While praising President Trump for being the first recent President, in contrast to the rhetoric of Obama and Clinton, to bluntly insist that manufacturing matters and must be saved, Atkinson said this nonetheless represented more talk than action.  There have been marginal impacts from the tariffs on China, but the imports have primarily just shifted from China to places like Mexico and Vietnam.  But he was encouraged by the defense establishment raising the alarm, and the emerging battle in the Republican Party, led by the likes of Sens. Rubio, Hawley, and Young, against the market fundamentalists who have written off manufactures long ago.[1] That Republican camp will win the battle, he opined, especially if Trump loses in November.

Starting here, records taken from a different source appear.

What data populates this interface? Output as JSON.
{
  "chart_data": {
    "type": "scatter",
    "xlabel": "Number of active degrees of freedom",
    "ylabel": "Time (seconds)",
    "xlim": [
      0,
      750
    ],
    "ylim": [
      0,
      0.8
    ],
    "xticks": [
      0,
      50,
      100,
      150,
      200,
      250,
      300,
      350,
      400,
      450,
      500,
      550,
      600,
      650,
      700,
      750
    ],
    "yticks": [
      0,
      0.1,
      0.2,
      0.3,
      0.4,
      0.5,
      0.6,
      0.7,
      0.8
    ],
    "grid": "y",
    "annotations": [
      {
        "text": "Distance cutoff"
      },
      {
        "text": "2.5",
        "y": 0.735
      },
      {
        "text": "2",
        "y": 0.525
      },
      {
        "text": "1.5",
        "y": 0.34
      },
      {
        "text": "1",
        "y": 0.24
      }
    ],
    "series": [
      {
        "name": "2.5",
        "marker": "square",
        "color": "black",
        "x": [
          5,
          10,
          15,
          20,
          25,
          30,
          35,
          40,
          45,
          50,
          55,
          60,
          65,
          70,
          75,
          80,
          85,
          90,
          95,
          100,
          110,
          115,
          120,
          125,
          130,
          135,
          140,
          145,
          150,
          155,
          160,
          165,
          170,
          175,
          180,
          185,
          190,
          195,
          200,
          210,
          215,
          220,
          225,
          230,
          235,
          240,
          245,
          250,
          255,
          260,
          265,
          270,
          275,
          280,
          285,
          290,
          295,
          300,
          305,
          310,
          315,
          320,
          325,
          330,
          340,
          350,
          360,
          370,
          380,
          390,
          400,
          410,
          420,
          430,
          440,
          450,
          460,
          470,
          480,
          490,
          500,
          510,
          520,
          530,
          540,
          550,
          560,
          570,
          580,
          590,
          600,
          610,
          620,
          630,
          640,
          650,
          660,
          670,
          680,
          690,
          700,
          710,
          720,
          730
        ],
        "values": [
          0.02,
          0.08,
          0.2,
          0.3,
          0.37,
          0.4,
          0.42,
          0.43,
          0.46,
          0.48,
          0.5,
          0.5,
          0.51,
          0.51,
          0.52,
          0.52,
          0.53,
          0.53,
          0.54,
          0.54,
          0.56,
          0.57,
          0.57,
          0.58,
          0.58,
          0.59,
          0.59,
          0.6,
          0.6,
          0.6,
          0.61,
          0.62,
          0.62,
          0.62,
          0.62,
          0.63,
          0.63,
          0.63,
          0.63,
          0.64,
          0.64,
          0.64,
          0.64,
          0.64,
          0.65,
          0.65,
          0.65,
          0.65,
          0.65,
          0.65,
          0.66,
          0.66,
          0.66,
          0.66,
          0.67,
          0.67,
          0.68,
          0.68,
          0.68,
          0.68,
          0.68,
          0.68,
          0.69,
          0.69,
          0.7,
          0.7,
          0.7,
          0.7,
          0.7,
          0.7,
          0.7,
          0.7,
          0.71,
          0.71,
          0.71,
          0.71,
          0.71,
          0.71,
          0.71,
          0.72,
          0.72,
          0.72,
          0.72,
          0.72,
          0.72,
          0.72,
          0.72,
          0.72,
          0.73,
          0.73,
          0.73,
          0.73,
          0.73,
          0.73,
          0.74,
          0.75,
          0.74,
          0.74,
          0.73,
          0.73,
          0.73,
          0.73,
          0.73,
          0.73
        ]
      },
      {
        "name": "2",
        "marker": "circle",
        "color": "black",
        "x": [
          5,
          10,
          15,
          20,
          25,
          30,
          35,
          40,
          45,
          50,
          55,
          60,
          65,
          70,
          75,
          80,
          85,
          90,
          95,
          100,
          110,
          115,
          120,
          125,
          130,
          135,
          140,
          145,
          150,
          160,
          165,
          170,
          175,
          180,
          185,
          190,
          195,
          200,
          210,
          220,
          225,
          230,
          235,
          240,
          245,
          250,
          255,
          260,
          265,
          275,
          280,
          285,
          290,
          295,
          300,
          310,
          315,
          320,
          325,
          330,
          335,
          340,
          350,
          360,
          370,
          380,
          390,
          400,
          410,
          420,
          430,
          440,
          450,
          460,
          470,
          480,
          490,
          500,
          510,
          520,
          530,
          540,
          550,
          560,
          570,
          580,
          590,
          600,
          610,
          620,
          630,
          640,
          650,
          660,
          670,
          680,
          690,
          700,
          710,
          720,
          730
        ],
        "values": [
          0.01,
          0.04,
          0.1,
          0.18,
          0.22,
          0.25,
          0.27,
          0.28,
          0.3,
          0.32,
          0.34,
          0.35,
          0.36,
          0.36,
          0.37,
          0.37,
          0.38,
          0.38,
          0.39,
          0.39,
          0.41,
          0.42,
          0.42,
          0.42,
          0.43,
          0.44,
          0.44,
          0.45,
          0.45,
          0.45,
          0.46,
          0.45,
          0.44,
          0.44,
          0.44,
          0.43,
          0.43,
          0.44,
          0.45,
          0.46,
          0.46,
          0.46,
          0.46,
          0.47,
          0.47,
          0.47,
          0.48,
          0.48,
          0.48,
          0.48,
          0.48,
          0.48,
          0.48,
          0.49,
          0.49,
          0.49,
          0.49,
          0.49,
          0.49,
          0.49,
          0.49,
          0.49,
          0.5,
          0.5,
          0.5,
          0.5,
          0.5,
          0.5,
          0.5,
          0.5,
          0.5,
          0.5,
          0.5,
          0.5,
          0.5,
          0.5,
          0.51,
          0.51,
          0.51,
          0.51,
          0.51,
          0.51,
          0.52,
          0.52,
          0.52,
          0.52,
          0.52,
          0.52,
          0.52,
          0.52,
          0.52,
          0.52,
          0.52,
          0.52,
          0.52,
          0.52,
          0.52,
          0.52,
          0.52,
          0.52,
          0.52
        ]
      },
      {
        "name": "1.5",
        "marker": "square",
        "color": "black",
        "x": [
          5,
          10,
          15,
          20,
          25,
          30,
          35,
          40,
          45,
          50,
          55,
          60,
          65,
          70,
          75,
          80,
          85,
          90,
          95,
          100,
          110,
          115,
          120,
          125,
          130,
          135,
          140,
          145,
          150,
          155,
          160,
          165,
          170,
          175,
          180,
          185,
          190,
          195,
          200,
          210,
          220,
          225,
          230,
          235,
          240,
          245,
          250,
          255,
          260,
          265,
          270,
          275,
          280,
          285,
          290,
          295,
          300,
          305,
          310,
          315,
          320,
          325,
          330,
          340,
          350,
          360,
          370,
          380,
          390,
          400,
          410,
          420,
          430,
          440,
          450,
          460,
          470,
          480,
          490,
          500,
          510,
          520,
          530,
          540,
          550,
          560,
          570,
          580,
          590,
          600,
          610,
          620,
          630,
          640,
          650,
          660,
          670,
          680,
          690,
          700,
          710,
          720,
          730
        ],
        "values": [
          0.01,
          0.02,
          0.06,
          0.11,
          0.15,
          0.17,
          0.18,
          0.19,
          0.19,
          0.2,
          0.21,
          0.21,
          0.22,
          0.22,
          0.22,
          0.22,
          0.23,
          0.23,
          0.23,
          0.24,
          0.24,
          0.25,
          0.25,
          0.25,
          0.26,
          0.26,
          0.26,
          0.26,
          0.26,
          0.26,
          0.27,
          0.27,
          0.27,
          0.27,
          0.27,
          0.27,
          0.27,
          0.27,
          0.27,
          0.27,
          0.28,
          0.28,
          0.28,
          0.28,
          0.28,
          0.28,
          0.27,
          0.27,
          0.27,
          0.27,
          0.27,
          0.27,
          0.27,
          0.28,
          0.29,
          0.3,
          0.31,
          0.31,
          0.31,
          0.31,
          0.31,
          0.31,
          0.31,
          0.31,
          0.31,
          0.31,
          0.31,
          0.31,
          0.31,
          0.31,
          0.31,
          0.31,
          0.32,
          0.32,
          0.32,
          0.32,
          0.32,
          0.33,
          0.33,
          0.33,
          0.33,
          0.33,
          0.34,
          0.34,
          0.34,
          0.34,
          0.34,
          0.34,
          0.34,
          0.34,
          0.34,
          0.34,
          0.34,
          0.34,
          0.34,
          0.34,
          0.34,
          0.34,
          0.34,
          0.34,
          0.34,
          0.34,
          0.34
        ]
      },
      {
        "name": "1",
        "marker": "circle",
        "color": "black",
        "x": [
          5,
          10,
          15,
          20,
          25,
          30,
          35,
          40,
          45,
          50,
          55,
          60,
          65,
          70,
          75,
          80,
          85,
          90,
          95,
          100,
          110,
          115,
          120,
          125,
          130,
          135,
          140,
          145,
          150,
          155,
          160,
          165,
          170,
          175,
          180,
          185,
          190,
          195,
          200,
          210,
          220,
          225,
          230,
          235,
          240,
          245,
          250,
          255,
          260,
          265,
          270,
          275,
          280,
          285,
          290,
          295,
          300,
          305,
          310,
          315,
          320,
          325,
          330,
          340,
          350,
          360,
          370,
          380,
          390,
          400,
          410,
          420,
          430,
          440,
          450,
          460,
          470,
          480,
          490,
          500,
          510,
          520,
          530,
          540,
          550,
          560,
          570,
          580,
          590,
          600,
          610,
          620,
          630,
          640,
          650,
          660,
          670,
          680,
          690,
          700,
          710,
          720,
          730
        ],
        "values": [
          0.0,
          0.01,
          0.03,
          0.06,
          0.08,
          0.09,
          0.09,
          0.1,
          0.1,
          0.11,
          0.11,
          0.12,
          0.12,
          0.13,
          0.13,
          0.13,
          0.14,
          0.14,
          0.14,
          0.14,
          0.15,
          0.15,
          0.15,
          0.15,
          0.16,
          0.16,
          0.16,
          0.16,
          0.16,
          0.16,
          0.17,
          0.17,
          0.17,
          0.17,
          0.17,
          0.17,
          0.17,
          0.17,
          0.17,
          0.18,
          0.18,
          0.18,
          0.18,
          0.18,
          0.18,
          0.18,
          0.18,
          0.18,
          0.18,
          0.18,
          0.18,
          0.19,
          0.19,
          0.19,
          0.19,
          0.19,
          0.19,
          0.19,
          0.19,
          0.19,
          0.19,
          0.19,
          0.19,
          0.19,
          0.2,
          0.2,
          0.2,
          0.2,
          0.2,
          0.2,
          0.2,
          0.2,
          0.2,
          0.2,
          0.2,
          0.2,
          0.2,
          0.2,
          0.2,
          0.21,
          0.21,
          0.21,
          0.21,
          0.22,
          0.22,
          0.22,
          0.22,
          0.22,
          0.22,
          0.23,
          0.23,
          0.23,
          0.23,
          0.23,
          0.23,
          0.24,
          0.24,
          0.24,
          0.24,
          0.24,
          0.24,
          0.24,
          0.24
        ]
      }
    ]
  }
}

The problem with this approach, of course, is that it demands a focus on the “enemy” in the form of China, or Russia and other states. For example, in discussing the gaps in the supply chain that the COVID crisis exposed, Atkinson did not mention that we had taken down our productive capacity to produce masks, ventilators, et al., shut our hospitals, etc. Instead, he peddled the story that China had refused to sell us these items, in order to protect themselves!  If this was true at the beginning (before the virus was rampaging here), it certainly didn’t last long; it is well known that China has supplied massive amounts of PPE, not to mention medical expertise, to many nations in need, including the United States, over recent months.

The real good news, I would argue, lies in the fact that the debate over reviving manufacturing has finally begun, in the context of a renewed interest in the ideas of Alexander Hamilton, as a way of addressing the current concatenation of crises (financial, economic, social, and medical) in the United States. The seriousness of the effort is reflected in the growing organizing around H.R. 6422, a Hamiltonian proposal for a National Infrastructure Bank, which was introduced into the Congress this spring.

Construction on California’s high-speed rail project has already begun, but secure funding is needed.

Combined with bringing Wall Street under control, this bill’s success can indeed assure that manufacturing is revived, for the benefit of not only our country, but the world.